La légalisation du cannabis penaliserait les trafiquants de drogue , les maffias,affaiblirait les cartels des drogues renflouerait les caisses de l’état ,permettrait un contrôle sur la qualité et sur les usagers du cannabis .Libererait des policiers pour effectuer d’autres tâches;Que des choses positives et Je ne crois pas que cela inciterait des gens à en consommer au contraire le tabou etant enlevé,plus de petits frissons à enfreindre la loi : non?

 
olivier p
18H40 20/06/2007

Le journal Politis relate aussi l’évènement, c’est peut-être bien de le préciser, vu la rareté actuelle : http://www.politis.fr/Fumeurs-en-petard,1409.html

Le comble est quand même atteint quand c’est la ministre de l’Intérieur, gaulliste traditionnelle, qui fait la une en matière de drogues, les fameux tests salivaires, un jour de 18joint !

 
Sebly | Intermittent de la recherche
22H21 26/06/2007

Alors dans ces cas là prohibons aussi l’alcool.
Et justement le problème que vous soulevez est bien celui de la consommation de produits coupés/frelatés vendus sans aucun contrôle ! Une dépénalisation pourrait régler ce type de problème. Encore pour rappel, la répression n’a fait qu’augmenter les possibilités de trouver d’autres substances bien plus dangereuses (cocaine) ! Ce que vous évoquez pourrait se révéler encore bien pire !

 
LowLeveLiQ
17H20 23/07/2007

Certes, certes… Fumeur régulier, j’ai pourtant cessé de verser dans l’angélisme sur le sujet (les bienfaits de l’age). Donc oui : troubles mémoriels, respiratoires (jusqu’à preuve du contraire, j’ai toujours besoin de ma Morlbara pour fumer mon splif, mais aussi risques sur le plan « social », notamment pour les jeunes, lycéens etc…
Mais un peu de logique : on peut appliquer EXACTEMENT le même raisonnement si on parle d’abus d’alcool, de médicaments, de jeux videos, de TF1 (sauf pour les rapports sociaux, là ca aide plutot…)
Le problèmes de nos politiques toujours inefficaces et souvent criminelles c’est le « focus » : on lutte contre la « drogue », pas contre la « toxicomanie ». C’est tres différent et ca dépasse dailleurs tres largement le seul cas du cannabis. Quel est le probleme principal qui est posé par la consommation d héroine par exemple? Oui, je sais, le consommateur reduit considérablement son espérance de vie… Mais est ce vraiment ca qui rend cette pratique inacceptable? Ou n est ce pas plutot lmes probleme qui découle des conduites toxicomaniaques? Délinquence pour pouvoir payer sa consommation, desociabilisation, marginalisation, problemes de santé publique et diffusion du HIV
Elle est là l’hypocrisie : dire qu il faut continuer à lutter contre le « produit car c’est mal » empeche du reste toute action pédagogique intélligente. Envoyer des flics dans les collèges pour dire « fumer pas, c’est pas bien » c’est super… Envoyer quelqu’un qui va leur dire : « je sais bien que bcp d’entre vous fument, je sais que c’est pas tres grave… Je sais aussi quels effets ca peut avoir sur vos etudes si vous abusez » à mon avis c’est mieux.
L’autre aspect tres tres important c’est les politiques à l’echelle mondiale : vouloir a tout prix éradiquer le pavot d’un pays comme le Laos par exemple, c’est cautionner les actions criminelles d’un des régimes les pires de la planète (cf un papier dans libé il y a un moment)

 
Leclere gérald
08H28 21/06/2007

Dépénaliser daccord, mais surtout ne pas banaliser la consomation qui est, au mème titre que l’alcool, nocive.
Un joint, c’est bien. Plusieurs joints, la gueule dans le foin.

 
olivier p
12H12 21/06/2007

Les législations concernant les drogues sont mises en oeuvre, quoiqu’on en pense.

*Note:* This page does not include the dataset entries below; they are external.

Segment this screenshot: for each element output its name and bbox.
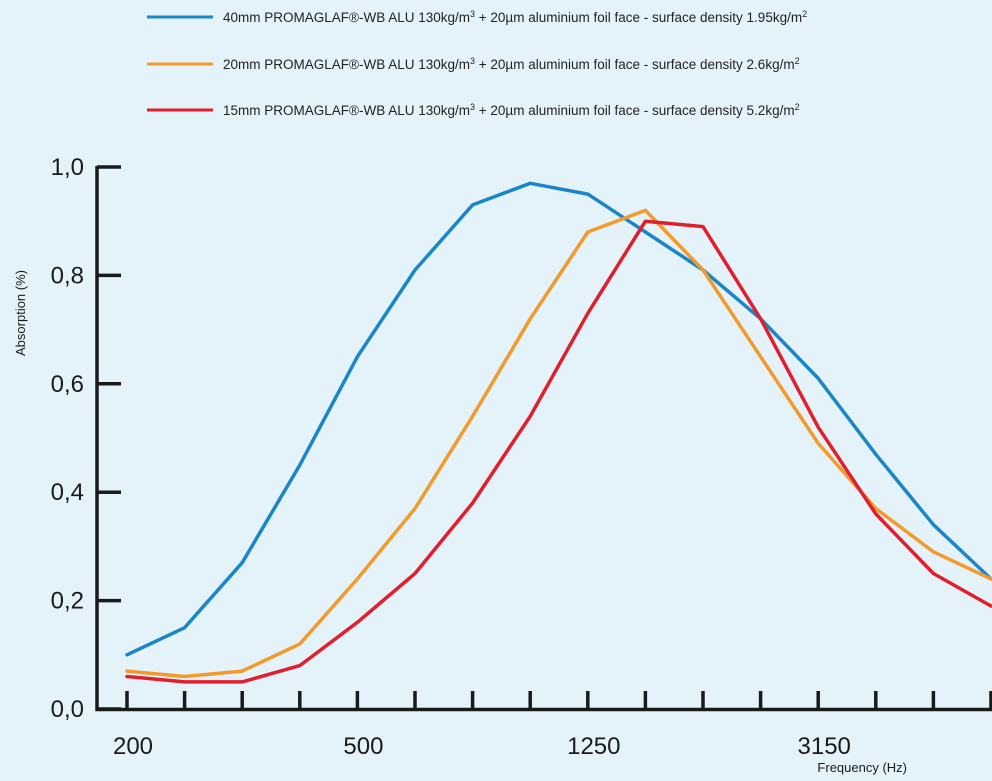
x-axis-title: Frequency (Hz) [817, 760, 907, 775]
y-tick-label: 0,4 [51, 479, 84, 506]
legend-label-1: 40mm PROMAGLAF®-WB ALU 130kg/m3 + 20µm a… [223, 9, 807, 25]
series-line-2 [125, 208, 992, 679]
x-tick-label: 1250 [567, 733, 620, 760]
series-lines [125, 181, 992, 684]
legend: 40mm PROMAGLAF®-WB ALU 130kg/m3 + 20µm a… [147, 9, 807, 118]
y-tick-label: 0,0 [51, 696, 84, 723]
y-tick-label: 0,8 [51, 262, 84, 289]
x-tick-label: 3150 [798, 733, 851, 760]
legend-label-2: 20mm PROMAGLAF®-WB ALU 130kg/m3 + 20µm a… [223, 56, 800, 72]
y-tick-label: 0,6 [51, 371, 84, 398]
ticks: 0,0 0,2 0,4 0,6 0,8 1,0 200 500 1250 3150 [51, 154, 992, 760]
series-line-1 [125, 181, 992, 657]
y-tick-label: 0,2 [51, 588, 84, 615]
axes [95, 166, 992, 712]
series-line-3 [125, 219, 992, 684]
y-axis-title: Absorption (%) [13, 270, 28, 356]
y-tick-label: 1,0 [51, 154, 84, 181]
x-tick-label: 500 [343, 733, 383, 760]
x-tick-label: 200 [113, 733, 153, 760]
legend-label-3: 15mm PROMAGLAF®-WB ALU 130kg/m3 + 20µm a… [223, 102, 800, 118]
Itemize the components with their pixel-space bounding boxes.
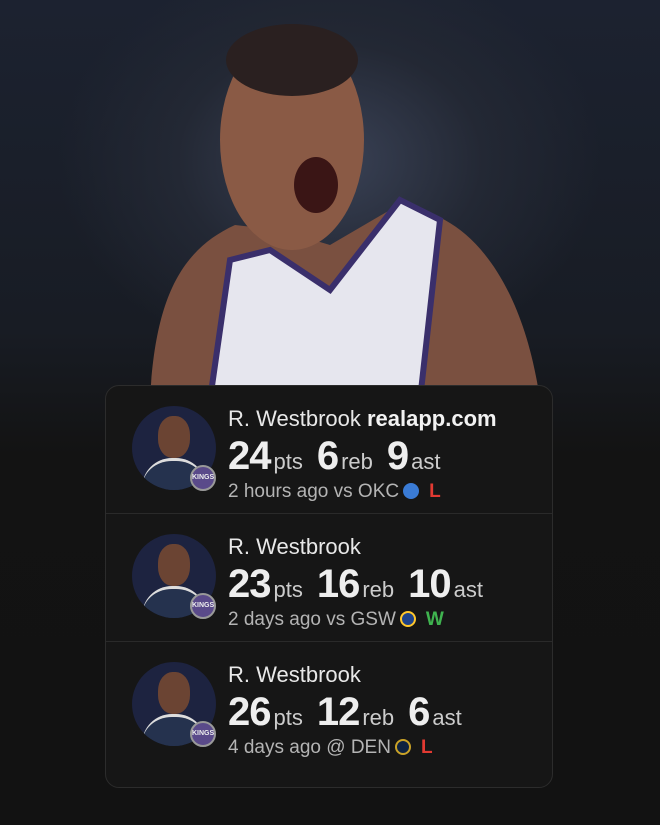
points-unit: pts — [273, 705, 303, 730]
gsw-logo-icon — [399, 611, 416, 627]
opponent: DEN — [350, 737, 391, 758]
assists: 6 — [408, 690, 430, 734]
rebounds-unit: reb — [362, 705, 395, 730]
recent-games-card: KINGS R. Westbrook realapp.com 24 pts 6 reb… — [105, 385, 553, 788]
assists: 9 — [386, 434, 409, 478]
assists-unit: ast — [453, 577, 484, 602]
game-time: 2 hours ago — [228, 481, 329, 502]
game-row: KINGS R. Westbrook realapp.com 24 pts 6 reb… — [106, 386, 552, 514]
den-logo-icon — [394, 739, 411, 755]
kings-logo-icon: KINGS — [190, 721, 216, 747]
kings-logo-icon: KINGS — [190, 465, 216, 491]
opponent: GSW — [350, 609, 396, 630]
watermark: realapp.com — [366, 406, 497, 431]
player-name: R. Westbrook — [228, 662, 361, 687]
kings-logo-icon: KINGS — [190, 593, 216, 619]
rebounds: 6 — [316, 434, 339, 478]
assists-unit: ast — [432, 705, 462, 730]
points-unit: pts — [273, 449, 303, 474]
game-time: 4 days ago — [228, 737, 321, 758]
game-time: 2 days ago — [228, 609, 321, 630]
player-name: R. Westbrook — [228, 406, 361, 431]
venue: @ — [326, 737, 346, 758]
player-photo — [150, 24, 540, 400]
game-result: L — [429, 481, 441, 502]
points-unit: pts — [273, 577, 303, 602]
assists-unit: ast — [411, 449, 441, 474]
rebounds: 12 — [316, 690, 360, 734]
venue: vs — [326, 609, 346, 630]
player-name: R. Westbrook — [228, 534, 361, 559]
rebounds-unit: reb — [362, 577, 395, 602]
venue: vs — [333, 481, 353, 502]
rebounds-unit: reb — [341, 449, 373, 474]
okc-logo-icon — [403, 483, 420, 499]
points: 26 — [228, 690, 271, 734]
game-row: KINGS R. Westbrook 26 pts 12 reb 6 ast 4 days… — [106, 642, 552, 770]
game-result: W — [425, 609, 444, 630]
game-result: L — [420, 737, 433, 758]
game-row: KINGS R. Westbrook 23 pts 16 reb 10 ast 2 day… — [106, 514, 552, 642]
rebounds: 16 — [316, 562, 360, 606]
points: 23 — [228, 562, 271, 606]
assists: 10 — [408, 562, 451, 606]
points: 24 — [228, 434, 271, 478]
opponent: OKC — [357, 481, 400, 502]
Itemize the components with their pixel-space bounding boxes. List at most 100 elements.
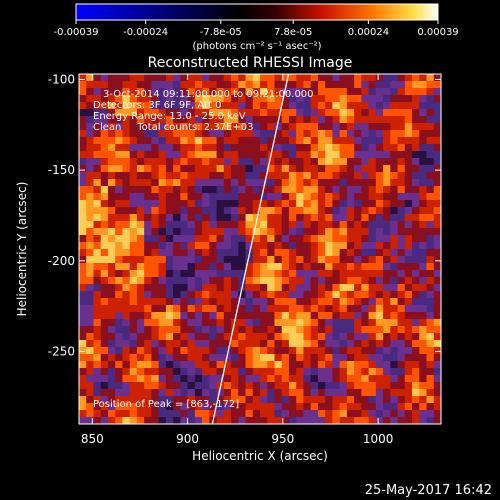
heatmap-cell [165, 354, 174, 362]
heatmap-cell [223, 249, 232, 257]
heatmap-cell [79, 172, 87, 180]
heatmap-cell [209, 305, 217, 313]
heatmap-cell [310, 179, 319, 187]
heatmap-cell [144, 88, 152, 96]
heatmap-cell [115, 312, 123, 320]
heatmap-cell [412, 116, 420, 124]
heatmap-cell [303, 81, 312, 89]
heatmap-cell [332, 95, 341, 103]
heatmap-cell [288, 417, 297, 424]
heatmap-cell [100, 270, 109, 278]
heatmap-cell [151, 214, 160, 222]
heatmap-cell [303, 256, 312, 264]
heatmap-cell [296, 291, 304, 299]
heatmap-cell [288, 193, 297, 201]
heatmap-cell [412, 242, 420, 250]
heatmap-cell [245, 347, 254, 355]
heatmap-cell [375, 326, 384, 334]
heatmap-cell [412, 172, 420, 180]
heatmap-cell [317, 389, 326, 397]
heatmap-cell [325, 81, 333, 89]
heatmap-cell [129, 193, 138, 201]
heatmap-cell [426, 396, 435, 404]
heatmap-cell [419, 270, 427, 278]
heatmap-cell [288, 368, 297, 376]
heatmap-cell [187, 389, 196, 397]
heatmap-cell [383, 389, 391, 397]
heatmap-cell [173, 382, 181, 390]
heatmap-cell [419, 242, 427, 250]
heatmap-cell [202, 200, 210, 208]
heatmap-cell [346, 179, 355, 187]
heatmap-cell [397, 312, 406, 320]
heatmap-cell [397, 130, 406, 138]
heatmap-cell [419, 235, 427, 243]
heatmap-cell [115, 319, 123, 327]
heatmap-cell [100, 235, 109, 243]
heatmap-cell [122, 179, 131, 187]
heatmap-cell [404, 221, 413, 229]
heatmap-cell [260, 256, 268, 264]
heatmap-cell [194, 375, 203, 383]
heatmap-cell [209, 382, 217, 390]
colorbar-tick-label: -7.8e-05 [200, 27, 242, 38]
heatmap-cell [390, 186, 398, 194]
heatmap-cell [136, 207, 145, 215]
heatmap-cell [419, 214, 427, 222]
heatmap-cell [223, 74, 232, 82]
heatmap-cell [397, 340, 406, 348]
heatmap-cell [231, 74, 239, 82]
heatmap-cell [375, 256, 384, 264]
heatmap-cell [274, 298, 283, 306]
heatmap-cell [93, 382, 102, 390]
heatmap-cell [151, 186, 160, 194]
colorbar-gradient [75, 3, 439, 21]
heatmap-cell [296, 95, 304, 103]
heatmap-cell [375, 312, 384, 320]
heatmap-cell [194, 249, 203, 257]
heatmap-cell [209, 179, 217, 187]
heatmap-cell [122, 207, 131, 215]
heatmap-cell [404, 263, 413, 271]
heatmap-cell [115, 256, 123, 264]
heatmap-cell [433, 270, 441, 278]
heatmap-cell [151, 193, 160, 201]
heatmap-cell [368, 109, 377, 117]
heatmap-cell [419, 305, 427, 313]
heatmap-cell [354, 305, 362, 313]
heatmap-cell [288, 74, 297, 82]
heatmap-cell [317, 88, 326, 96]
heatmap-cell [165, 326, 174, 334]
heatmap-cell [129, 221, 138, 229]
heatmap-cell [144, 361, 152, 369]
heatmap-cell [317, 123, 326, 131]
heatmap-cell [303, 263, 312, 271]
heatmap-cell [412, 291, 420, 299]
heatmap-cell [419, 165, 427, 173]
heatmap-cell [281, 172, 290, 180]
heatmap-cell [383, 375, 391, 383]
y-tick-label: -200 [48, 254, 75, 268]
heatmap-cell [303, 277, 312, 285]
heatmap-cell [158, 165, 167, 173]
heatmap-cell [79, 228, 87, 236]
heatmap-cell [238, 207, 246, 215]
heatmap-cell [303, 298, 312, 306]
heatmap-cell [144, 242, 152, 250]
heatmap-cell [383, 298, 391, 306]
heatmap-cell [267, 270, 275, 278]
heatmap-cell [310, 333, 319, 341]
heatmap-cell [79, 137, 87, 145]
heatmap-cell [317, 186, 326, 194]
heatmap-cell [202, 207, 210, 215]
heatmap-cell [426, 179, 435, 187]
heatmap-cell [339, 284, 348, 292]
heatmap-cell [274, 382, 283, 390]
heatmap-cell [303, 214, 312, 222]
heatmap-cell [136, 74, 145, 82]
heatmap-cell [375, 116, 384, 124]
heatmap-cell [397, 235, 406, 243]
heatmap-cell [274, 291, 283, 299]
heatmap-cell [173, 312, 181, 320]
heatmap-cell [151, 403, 160, 411]
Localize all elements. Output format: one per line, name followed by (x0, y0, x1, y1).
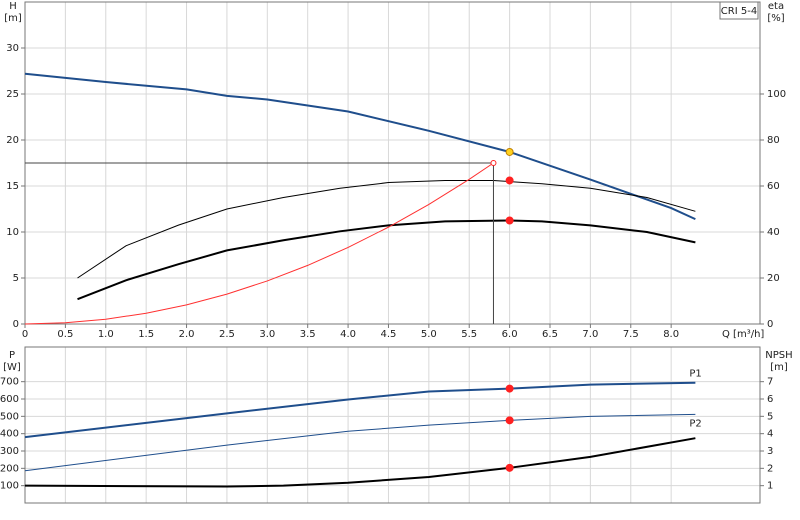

En 1991, 34 311 « usagers simples » de produits illicites ont été interpellés. En 2006, ces « usagers simples » auront été 112 224, deux sur cinq ont été en garde à vue. En 2006, le nombre total de personnes mises en causes directement pour Infractions à la Législation sur les Stupéfiants est de 152 124 (usages simples, usages reventes, trafics sans usages, autres). Le cannabis est mis en cause à hauteur de 90%. La part des usagers de cannabis est donc considérable, vue la culture des résultats statistiques, le fait d’atteindre des objectifs sans autre réflexion à moyen terme et sur les usages humains de substances.

Concernant les alcools (parfois associés aux médicaments), la moyenne des interpellations pour ivresse publique et manifeste (IPM) en France sur la période 2001-2004 est de 65 552 par an.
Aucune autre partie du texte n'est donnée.